For instance, in a study reported in 2020 in the European Journal of Clinical Nutrition, Scheffler and colleagues recruited more than 1,700 children, ranging in age from 6 to 13, from three areas of Indonesia: West Timor, among the poorest regions in the country; North Sumatra, a more affluent, low-industry province; and Bali, a wealthy tourist enclave.

The researchers measured both the children’s height and skinfold thickness, or subcutaneous fat, at various spots on the body. Based on the skinfold thickness, none of the children who would’ve qualified as “stunted” showed signs of malnutrition. Zooming in on more than 700 children in West Timor, where stunting rates ranged from roughly 9 percent among youngsters from the wealthiest families to 47 percent among the poorest, the team again found no link between stunting and malnutrition.

Rather than a proxy for malnutrition, stunting is a proxy for social disadvantage, Scheffler argues. “It could be that malnourished people are stunted, but stunted people are not always malnourished.”

“We know that height is very sensitive to inequality.”

Joan Costa-Font, health economist

That could help explain a growing body of research showing that nutrition interventions do little to improve child growth, says anthropologist Emily Yates-Doerr of Oregon State University in Corvallis. “Global health professionals are finding it difficult to feed people taller.”

Precise numbers for how much money goes toward reducing stunting worldwide are hard to come by. One 2016 estimate suggests that globally, countries spend almost $4 billion per year to address stunting and other hunger-related issues, such as anemia. And many researchers and policy makers believe that substantially more money is needed. “Height is a signal and this needs to be discussed and to be understood. Because if we misinterpret the signal, we draw false conclusions,” Hermanussen says.

But not everyone is convinced that social status plays any role in human height, let alone a big role. Research suggests that humans can show dominance in ways besides height, such as by walking together in a group — displaying power in numbers — or using weapons, says Christopher von Rueden, an evolutionary anthropologist at the University of Richmond in Virginia. Gauging social status via height and not, say, collective fighting ability or muscle mass, he says is “odd.”

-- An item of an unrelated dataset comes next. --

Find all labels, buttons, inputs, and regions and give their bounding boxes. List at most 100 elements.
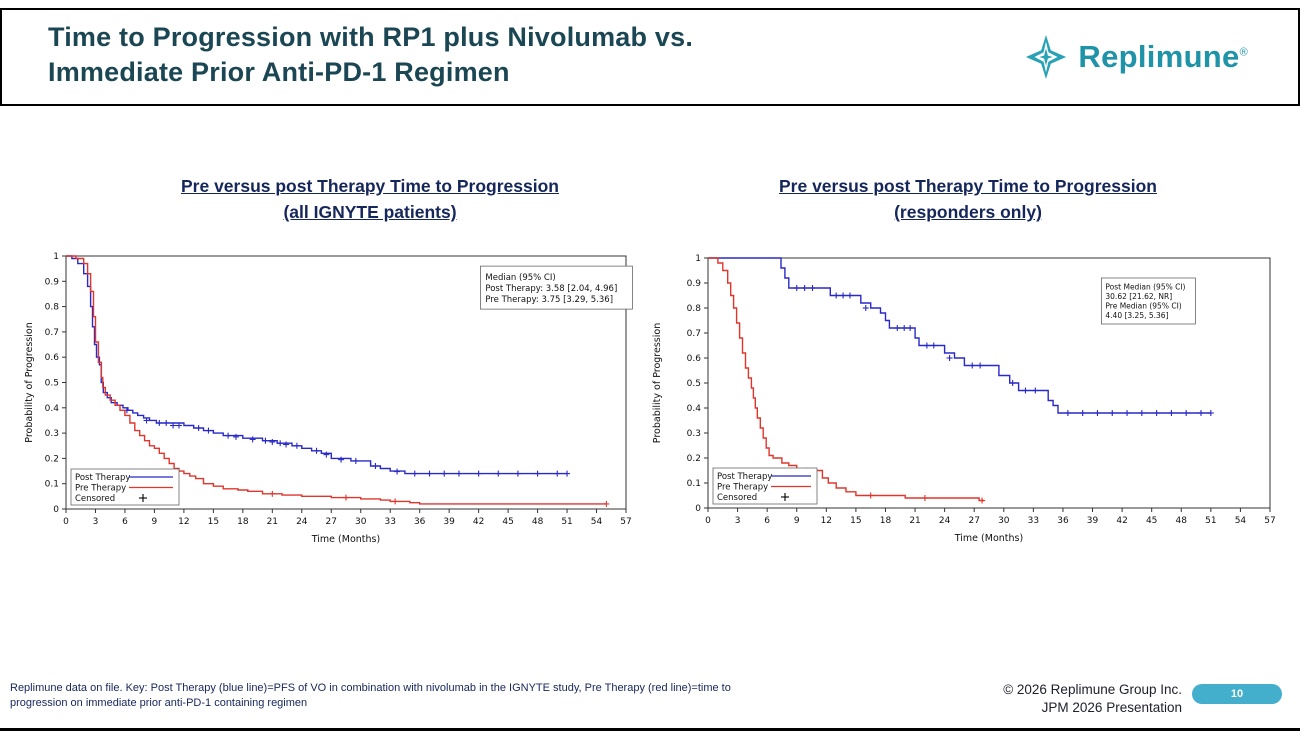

And human societies are complex. In particular, social networks are fluid, with people moving in and out. Any signal from strategic growth may be swamped by other factors.

Central to the debate is one’s view of human nature. Would a pecking order persist in human societies if other inequalities could be erased? Or would the need for a ranking system also go away? In the absence of the elaborate political and cultural systems thought to drive inequality among humans, social animals still establish hierarchies, Bogin says. Why should an equalized human society be any different?

“If everything were totally equal for everybody…we would still have a lot of variation in height,” Bogin says.

But many researchers studying height disagree. If resources were equally divided, height variations that Bogin and others attribute to social status would disappear too, says Cox, adding: “Height seems like such a basic trait. I think a lot of people would be really surprised to know how little we actually understand about it.”